Locrian,
The present scholar view about what is causing all that Earth magnetic activity is called the
"geodynamo".
A lot of tech talk so I try to simplify it. Magnetic fields are basically rotating electric fields. When charged partices move around they create an magnetic field. Now, if we look at the internal structure of the Earth, we see deep in the interior, a solid inner core and a fluid outer core under a more or less solid mantle.
Somewhere and somehow in that system, heat is generated. This heat causes expansion of masses and the resulting difference in densities causes movement. Hot light fluid material wants to go up away from the solid inner core, but cools in the process and descends down again. This process is called convection, and the movement is a sort of continious rotation in the fluid outer core. Now, if for some reason the molten iron of the outer core has an electrical charge by exchanging electrons to the mantle perhaps. I don't know. The convection rotation cells cause a magnetic field and, due to their sizes, a gigantic strong magnetic field too.

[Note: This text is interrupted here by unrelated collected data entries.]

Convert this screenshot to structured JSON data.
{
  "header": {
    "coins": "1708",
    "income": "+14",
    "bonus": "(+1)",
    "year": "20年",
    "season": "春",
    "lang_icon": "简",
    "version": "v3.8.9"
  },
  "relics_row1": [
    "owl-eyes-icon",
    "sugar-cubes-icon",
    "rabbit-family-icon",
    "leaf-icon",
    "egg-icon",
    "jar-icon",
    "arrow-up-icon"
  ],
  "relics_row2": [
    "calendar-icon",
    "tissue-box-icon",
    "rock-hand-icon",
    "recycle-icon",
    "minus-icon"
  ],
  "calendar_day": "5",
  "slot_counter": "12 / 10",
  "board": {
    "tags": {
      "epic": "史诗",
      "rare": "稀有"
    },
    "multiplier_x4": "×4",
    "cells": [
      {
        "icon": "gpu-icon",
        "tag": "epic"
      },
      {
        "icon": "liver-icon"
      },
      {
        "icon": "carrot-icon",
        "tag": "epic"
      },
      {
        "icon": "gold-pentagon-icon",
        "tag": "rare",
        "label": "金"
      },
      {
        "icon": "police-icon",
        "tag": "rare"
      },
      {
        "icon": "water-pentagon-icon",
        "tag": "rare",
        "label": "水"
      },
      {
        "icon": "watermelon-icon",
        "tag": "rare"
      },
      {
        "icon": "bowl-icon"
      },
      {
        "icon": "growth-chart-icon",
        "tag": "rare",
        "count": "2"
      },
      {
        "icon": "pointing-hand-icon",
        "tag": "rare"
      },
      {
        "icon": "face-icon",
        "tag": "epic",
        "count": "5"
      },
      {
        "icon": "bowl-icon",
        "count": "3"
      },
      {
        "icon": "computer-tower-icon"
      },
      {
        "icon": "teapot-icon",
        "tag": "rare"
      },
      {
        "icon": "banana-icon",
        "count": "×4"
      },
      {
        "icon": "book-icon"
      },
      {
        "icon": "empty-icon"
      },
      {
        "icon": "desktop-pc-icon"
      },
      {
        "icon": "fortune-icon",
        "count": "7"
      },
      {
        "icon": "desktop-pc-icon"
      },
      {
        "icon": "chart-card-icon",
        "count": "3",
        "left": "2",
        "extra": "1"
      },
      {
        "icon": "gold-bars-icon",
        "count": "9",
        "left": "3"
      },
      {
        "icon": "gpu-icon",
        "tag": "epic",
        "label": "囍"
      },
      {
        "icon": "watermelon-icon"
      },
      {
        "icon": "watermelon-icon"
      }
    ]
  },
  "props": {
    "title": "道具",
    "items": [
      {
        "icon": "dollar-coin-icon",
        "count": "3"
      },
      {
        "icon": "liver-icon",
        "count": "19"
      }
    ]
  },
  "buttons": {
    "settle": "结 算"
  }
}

However imagine that all those convection cells couter rotate, to balance each other, then each magnetic field of those cells is canceled out by the other cells spinning in the other direction, but since this is a chaotic process, the sum is not exactly zero and a slight residual magnetic field is remaining.
Now all those chaotic processes are constantly changing. Some cells get stronger, others weaker, and consequently the Earth magnetic field. Right now the counter clockwise rotating cells seem to be stronger, yielding the magnetic north pole at the north pole.
As the simulations of Glatzmaier show, occasionaly the chaotic processes destroy the common convection structure and an so a called (Paleo) Magnetic Excursion devellops where the magnetic field collapses. There is plenty of evidence for those paleomagnetic excursions in the past. They happen roughly every 100,000 years, the last one either 26,000 (Mono Lake) or 40,000 years ago (Lachamps) depending on definitions. So we are not due yet.
If after such an event the convection cells restore, sometimes the opposite rotating cells may end up stronger, then we have a magnetic flip or a pole shift.
I can see some weaknesses in the hypothesis but it also dove tails nicely with my pet idea about what really happened in the Pleistocene.